Owner Jeff Bezos penned a column within the pages of The Post explaining his decision. Saying that Americans don’t trust the news media, he argued that newspapers simply can’t commingle political endorsements with objective news, and expect Americans to perceive them as unbiased.
“Voting machines must meet two requirements,” he wrote. “They must count the vote accurately, and people must believe they count the vote accurately. The second requirement is distinct from and just as important as the first. Likewise with newspapers. We must be accurate, and we must be believed to be accurate. It’s a bitter pill to swallow, but we are failing on the second requirement.”
Bezos is, of course, correct in his evaluation. It isn’t just important whether you are being honest and unbiased, it matters whether people perceive you as being such.
This kind of self-assessment is long overdue in media, because trust for this institution has been eroding for more than 40 years. Gallup’s annual survey of trust has shown that faith in the media has dropped from a high of 72 percent in 1976 to an all-time low of 31 percent this year.
Old guard media types are fond of blaming those outside the media for this phenomenon, but the truth is that the media have no one to blame but themselves. It is long past time to look in the mirror and ask fundamental questions about why the media do what they do.
Let’s start with endorsements. On Oct. 21, the Bangor Daily News published an editorial endorsing Kamala Harris for president, and on Tuesday published an endorsement of Angus King in Maine’s U.S. Senate race. Setting those arguments aside for a moment, have you ever asked yourself why newspapers do this? Does anyone really want or need the endorsement? Do they matter to anyone?
Engaging in advocacy under the same masthead where you publish straight news creates brand confusion and invites readers to view your enterprise as having been captured by a partisan side. While media outlets insist on a separation between news and opinion divisions, the average reader likely sees them as one entity. I believe this blurred line fosters brand skepticism about journalistic impartiality.
The tradition of political endorsements dates back to an era when newspapers were openly partisan, serving as direct mouthpieces for political parties. As journalism evolved into a profession that sought to provide objectivity, this practice served to actively undermine that goal.
Consider the trajectory of papers like The New York Times or The Washington Post. As time has gone by and the editorial slant of The Post has polluted the belief that it is impartial, The Post has been losing subscribers from the right, center-right and even centrists who feel alienated by its hard-left turn. The remaining subscriber base is heavily skewed toward the left.

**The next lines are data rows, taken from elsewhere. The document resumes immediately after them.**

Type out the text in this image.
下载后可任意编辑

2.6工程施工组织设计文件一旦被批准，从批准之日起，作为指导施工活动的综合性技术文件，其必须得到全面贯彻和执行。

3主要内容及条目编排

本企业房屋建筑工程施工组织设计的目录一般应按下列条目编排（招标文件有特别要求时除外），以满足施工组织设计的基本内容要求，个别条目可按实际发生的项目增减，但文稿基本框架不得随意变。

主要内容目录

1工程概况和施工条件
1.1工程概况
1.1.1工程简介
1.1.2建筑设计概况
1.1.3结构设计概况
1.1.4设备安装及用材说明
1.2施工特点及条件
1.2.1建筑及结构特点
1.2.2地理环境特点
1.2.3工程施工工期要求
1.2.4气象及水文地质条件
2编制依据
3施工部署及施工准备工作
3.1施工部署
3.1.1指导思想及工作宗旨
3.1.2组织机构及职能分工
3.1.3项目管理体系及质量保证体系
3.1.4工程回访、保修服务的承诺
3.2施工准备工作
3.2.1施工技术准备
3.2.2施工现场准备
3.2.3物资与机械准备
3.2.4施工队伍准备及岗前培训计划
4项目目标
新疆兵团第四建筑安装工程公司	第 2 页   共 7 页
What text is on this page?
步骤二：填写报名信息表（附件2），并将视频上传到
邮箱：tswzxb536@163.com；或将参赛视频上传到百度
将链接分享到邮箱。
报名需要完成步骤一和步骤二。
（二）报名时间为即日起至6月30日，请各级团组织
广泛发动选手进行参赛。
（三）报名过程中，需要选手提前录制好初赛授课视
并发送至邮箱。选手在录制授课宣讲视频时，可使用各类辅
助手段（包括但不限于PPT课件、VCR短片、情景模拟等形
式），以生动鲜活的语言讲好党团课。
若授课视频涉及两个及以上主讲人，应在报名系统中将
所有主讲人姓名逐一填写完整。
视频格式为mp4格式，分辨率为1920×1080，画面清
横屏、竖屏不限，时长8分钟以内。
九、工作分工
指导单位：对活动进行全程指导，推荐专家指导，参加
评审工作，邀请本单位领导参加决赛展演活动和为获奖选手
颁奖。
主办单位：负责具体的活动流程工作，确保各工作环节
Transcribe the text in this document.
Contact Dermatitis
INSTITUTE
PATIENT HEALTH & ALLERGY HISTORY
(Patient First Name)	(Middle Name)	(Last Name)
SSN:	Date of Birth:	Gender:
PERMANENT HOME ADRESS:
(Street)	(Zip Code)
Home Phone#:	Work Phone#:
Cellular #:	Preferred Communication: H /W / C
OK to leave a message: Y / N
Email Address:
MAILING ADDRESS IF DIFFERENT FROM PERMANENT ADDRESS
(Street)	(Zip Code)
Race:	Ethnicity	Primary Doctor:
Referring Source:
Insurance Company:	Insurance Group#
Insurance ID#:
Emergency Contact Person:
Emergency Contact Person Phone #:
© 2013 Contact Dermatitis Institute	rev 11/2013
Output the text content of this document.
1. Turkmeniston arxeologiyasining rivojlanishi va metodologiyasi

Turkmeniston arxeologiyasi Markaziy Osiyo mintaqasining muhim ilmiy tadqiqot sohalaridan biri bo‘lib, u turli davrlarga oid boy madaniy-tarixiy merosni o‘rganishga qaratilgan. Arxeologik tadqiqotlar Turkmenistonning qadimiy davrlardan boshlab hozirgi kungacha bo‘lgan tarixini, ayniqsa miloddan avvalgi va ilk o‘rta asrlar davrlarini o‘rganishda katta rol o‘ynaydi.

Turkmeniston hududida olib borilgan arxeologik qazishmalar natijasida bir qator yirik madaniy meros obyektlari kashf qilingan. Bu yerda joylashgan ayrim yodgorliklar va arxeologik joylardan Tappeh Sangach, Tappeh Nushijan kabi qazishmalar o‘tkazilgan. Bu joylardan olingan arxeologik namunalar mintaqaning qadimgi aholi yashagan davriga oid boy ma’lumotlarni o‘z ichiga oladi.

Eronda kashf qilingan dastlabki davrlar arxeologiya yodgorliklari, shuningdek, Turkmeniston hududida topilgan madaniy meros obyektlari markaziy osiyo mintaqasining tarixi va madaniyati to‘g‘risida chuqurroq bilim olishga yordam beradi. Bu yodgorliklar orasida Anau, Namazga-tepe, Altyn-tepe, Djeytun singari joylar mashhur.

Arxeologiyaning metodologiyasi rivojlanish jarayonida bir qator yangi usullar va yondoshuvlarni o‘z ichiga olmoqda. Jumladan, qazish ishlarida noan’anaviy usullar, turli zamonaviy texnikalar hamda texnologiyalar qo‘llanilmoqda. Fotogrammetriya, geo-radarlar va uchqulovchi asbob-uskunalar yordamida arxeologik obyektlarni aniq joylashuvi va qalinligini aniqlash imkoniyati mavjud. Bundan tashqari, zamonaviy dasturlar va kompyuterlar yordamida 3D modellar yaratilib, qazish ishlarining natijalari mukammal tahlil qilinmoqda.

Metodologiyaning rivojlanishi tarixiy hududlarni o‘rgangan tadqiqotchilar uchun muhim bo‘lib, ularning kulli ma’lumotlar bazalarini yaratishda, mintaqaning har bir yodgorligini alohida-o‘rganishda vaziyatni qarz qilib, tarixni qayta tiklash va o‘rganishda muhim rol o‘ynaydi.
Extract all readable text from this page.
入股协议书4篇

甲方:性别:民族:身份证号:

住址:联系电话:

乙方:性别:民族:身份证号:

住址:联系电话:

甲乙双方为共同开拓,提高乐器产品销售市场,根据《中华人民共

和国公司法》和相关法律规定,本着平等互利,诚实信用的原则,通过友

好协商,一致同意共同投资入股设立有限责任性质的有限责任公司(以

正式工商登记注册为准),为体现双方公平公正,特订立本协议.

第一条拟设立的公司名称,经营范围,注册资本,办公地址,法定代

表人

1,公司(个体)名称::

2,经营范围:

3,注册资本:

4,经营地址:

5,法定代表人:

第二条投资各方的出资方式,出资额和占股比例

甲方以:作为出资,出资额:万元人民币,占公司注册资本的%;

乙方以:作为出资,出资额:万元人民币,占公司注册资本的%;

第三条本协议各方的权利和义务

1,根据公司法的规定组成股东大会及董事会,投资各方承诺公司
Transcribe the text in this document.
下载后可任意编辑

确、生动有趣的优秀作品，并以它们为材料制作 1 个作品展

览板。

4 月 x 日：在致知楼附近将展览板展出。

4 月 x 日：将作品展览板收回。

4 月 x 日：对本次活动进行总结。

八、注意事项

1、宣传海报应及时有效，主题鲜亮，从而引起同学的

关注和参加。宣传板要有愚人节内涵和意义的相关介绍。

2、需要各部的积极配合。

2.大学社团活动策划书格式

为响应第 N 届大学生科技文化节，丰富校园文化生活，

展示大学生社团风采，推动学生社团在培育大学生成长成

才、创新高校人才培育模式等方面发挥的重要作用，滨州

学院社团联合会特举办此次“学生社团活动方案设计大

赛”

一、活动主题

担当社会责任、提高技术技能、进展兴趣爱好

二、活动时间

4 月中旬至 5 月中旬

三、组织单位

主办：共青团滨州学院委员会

So when a paper like The Post decides not to endorse a candidate, those left-leaning subscribers threaten to cancel their subscriptions seemingly because the decision not to endorse fails to align with their expectations. As of my writing of this column, 250,000 subscriptions have been canceled at The Post.
So the political slant polluted perception of the paper and pushed away right-wingers, then a step meant to depoliticize the paper pushed away left-wingers. That is why the paper itself participating in advocacy, activism and endorsements is such poison for a paper that wants to be viewed as objective. I would even go as far as to say I question whether opinion sections broadly should exist, even though I am currently writing in one.
Critics might argue that removing endorsements stifles important discourse. But ask yourself for a moment if the world is really experiencing a shortage of opinion and advocacy. Then ask yourself if we really need more of it and if it should be coming from journalistic enterprises that purport to be about reporting facts rather than peddling their own bias.